Арабелла в шляпке и перчатках, готовая к выходу, села и стала ждать, словно поджидая кого-то, кто должен был прийти и сменить ее у постели больного.
Доносившиеся с улицы звуки говорили о том, что в городе праздник, но в комнате было совсем не по-праздничному. Зазвонили колокола, и их звон, вливаясь в открытое окно, наполнил спальню Джуда тихим гуденьем. Услышав его, Арабелла явно забеспокоилась и под конец пробормотала:
— Почему до сих пор не идет отец?
Она вновь взглянула на Джуда, прикидывая, сколько еще может продлиться эта угасающая жизнь, как делала уже не раз за последние месяцы, бросила взгляд на его карманные часы, висевшие на стене, и с нетерпением поднялась. Джуд продолжал спать, и она, приняв какое-то решение, выскользнула из комнаты, бесшумно прикрыла дверь и спустилась по лестнице. В доме никого не было. Любопытство, тянувшее Арабеллу на улицу, давно уже выманило из дома всех жильцов.

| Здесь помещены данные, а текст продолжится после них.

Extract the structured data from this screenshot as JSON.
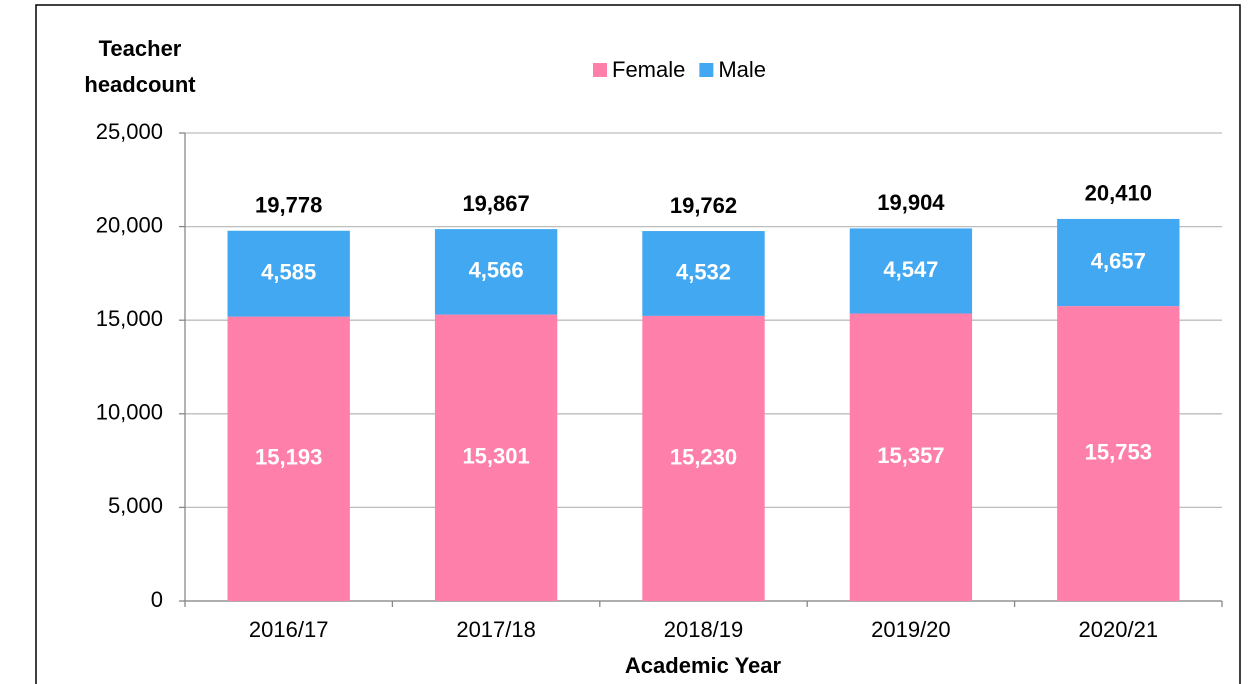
{
  "chart_data": {
    "type": "stacked_bar",
    "ylabel": [
      "Teacher",
      "headcount"
    ],
    "xlabel": "Academic  Year",
    "categories": [
      "2016/17",
      "2017/18",
      "2018/19",
      "2019/20",
      "2020/21"
    ],
    "series": [
      {
        "name": "Female",
        "color": "#ff7fab",
        "values": [
          15193,
          15301,
          15230,
          15357,
          15753
        ],
        "value_labels": [
          "15,193",
          "15,301",
          "15,230",
          "15,357",
          "15,753"
        ]
      },
      {
        "name": "Male",
        "color": "#42a8f2",
        "values": [
          4585,
          4566,
          4532,
          4547,
          4657
        ],
        "value_labels": [
          "4,585",
          "4,566",
          "4,532",
          "4,547",
          "4,657"
        ]
      }
    ],
    "totals": [
      19778,
      19867,
      19762,
      19904,
      20410
    ],
    "totals_labels": [
      "19,778",
      "19,867",
      "19,762",
      "19,904",
      "20,410"
    ],
    "ylim": [
      0,
      25000
    ],
    "yticks": [
      0,
      {
        "value": 5000,
        "label": "5,000"
      },
      {
        "value": 10000,
        "label": "10,000"
      },
      {
        "value": 15000,
        "label": "15,000"
      },
      {
        "value": 20000,
        "label": "20,000"
      },
      {
        "value": 25000,
        "label": "25,000"
      }
    ],
    "grid": true,
    "legend": "top"
  }
}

День был теплый, чудесный, безоблачный. Закрыв за собой парадную дверь, она поспешила на Главную улицу и около театра услышала звуки органа: там шла репетиция праздничного концерта. Арабелла вошла под арку Олдгейт-колледжа: рабочие натягивали там навес вокруг двора для предстоящего вечером, бала в крытом рынке. На траве расположились с выпивкой и закуской люди, приехавшие на праздник из окрестных селений, и Арабелла прошлась под старыми липами вдоль усыпанных гравием дорожек. Однако ей показалось здесь скучно, и она возвратилась на Главную улицу — тут к театру подкатывали экипажи с докторами колледжей и их женами, тут же толпились студенты со своими веселыми спутницами. Когда двери театра закрыли и начался концерт, она пошла дальше.
Мощные звуки органа лились сквозь колыхающиеся желтые шторы открытых окон, проносились над крышами домов и проникали в тишину переулков. Они донеслись и до комнаты Джуда; он сильно закашлялся и проснулся.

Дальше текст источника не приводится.